Sure, it’s great to get an urban park with the potential for fun events, just like it’s great to have a state-of-the-art football palace here. It still seems remarkable that the National Football League would even consider holding a global event like its Super Bowl here in the middle of a Minnesota winter, and building U.S. Bank Stadium is what made getting the 2018 game possible.

But as in the case of a football stadium that took a half-billion dollars of public money to build, the biggest beneficiary of the Commons is a professional football franchise and its owners. The Vikings kicked in $1 million to help buy and prepare the park site, and $2 million of the $22 million that’s needed for the full Commons budget. That’s not enough, not for an asset that’s uniquely valuable to this privately held company.

In a visit last week with Steve Cramer of the Minneapolis Downtown Council, the umbrella group that’s helped launch the Commons fundraising, he acknowledged that the private use of the park by the Vikings and others has been an issue in lining up donors.

He sure sounded confident about getting to the full amount, though. He held up a densely detailed spreadsheet of prospects that he kept a foot or two out of focus, to keep the names confidential, making the point that there are a lot of potential donors still in the pipeline.
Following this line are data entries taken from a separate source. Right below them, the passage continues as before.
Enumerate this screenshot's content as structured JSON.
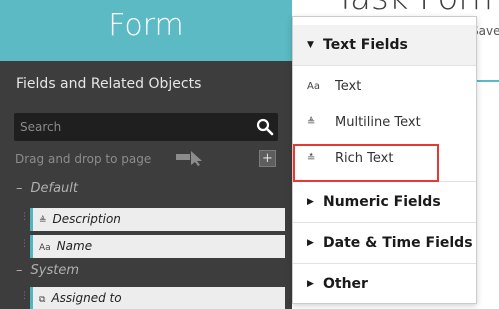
{
  "header": {
    "title": "Form"
  },
  "background": {
    "page_title": "Task Form",
    "saved_status": "Saved"
  },
  "panel": {
    "fields_title": "Fields and Related Objects",
    "search_placeholder": "Search",
    "drag_hint": "Drag and drop to page",
    "add_label": "+",
    "groups": [
      {
        "name": "Default",
        "items": [
          {
            "icon": "rich-text-icon",
            "label": "Description"
          },
          {
            "icon": "text-icon",
            "label": "Name"
          }
        ]
      },
      {
        "name": "System",
        "items": [
          {
            "icon": "assign-icon",
            "label": "Assigned to"
          }
        ]
      }
    ]
  },
  "menu": {
    "sections": [
      {
        "label": "Text Fields",
        "state": "expanded"
      },
      {
        "label": "Numeric Fields",
        "state": "collapsed"
      },
      {
        "label": "Date & Time Fields",
        "state": "collapsed"
      },
      {
        "label": "Other",
        "state": "collapsed"
      }
    ],
    "text_items": [
      {
        "icon_glyph": "Aa",
        "icon": "text-icon",
        "label": "Text"
      },
      {
        "icon_glyph": "≜",
        "icon": "multiline-text-icon",
        "label": "Multiline Text"
      },
      {
        "icon_glyph": "≛",
        "icon": "rich-text-icon",
        "label": "Rich Text",
        "highlighted": true
      }
    ]
  },
  "colors": {
    "header_teal": "#5bbac3",
    "panel_bg": "#3d3d3d",
    "highlight_red": "#e53935"
  }
}
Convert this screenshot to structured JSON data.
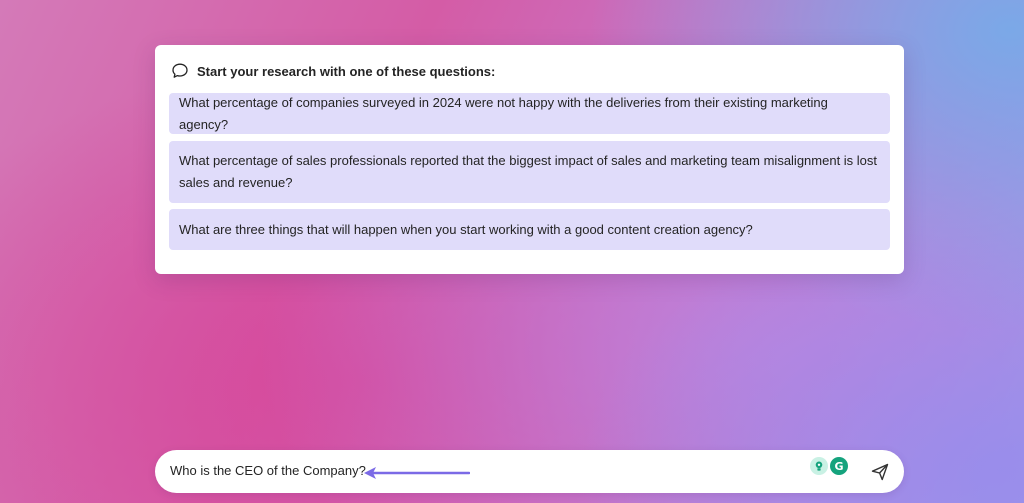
{
  "research_card": {
    "title": "Start your research with one of these questions:",
    "icon": "chat-bubble-icon",
    "questions": [
      {
        "text": "What percentage of companies surveyed in 2024 were not happy with the deliveries from their existing marketing agency?"
      },
      {
        "text": "What percentage of sales professionals reported that the biggest impact of sales and marketing team misalignment is lost sales and revenue?"
      },
      {
        "text": "What are three things that will happen when you start working with a good content creation agency?"
      }
    ]
  },
  "chat_input": {
    "value": "Who is the CEO of the Company?",
    "extension_icons": [
      "lightbulb-icon",
      "grammarly-icon"
    ],
    "grammarly_letter": "G",
    "send_icon": "send-icon"
  },
  "annotation": {
    "arrow_color": "#7b6ae6"
  },
  "colors": {
    "question_bg": "#e0dcfa",
    "card_bg": "#ffffff",
    "grammarly": "#15a37d"
  }
}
The effort to pitch wealthy families or their foundations, he added, was just getting started.

That seems to be a smart place to go next when looking for more money, because with the exception of a couple of logical candidates not yet heard from, the Twin Cities corporate community might well be done putting money into this project.

The people running these big companies are savvy enough to easily spot a deal that doesn’t quite seem fair.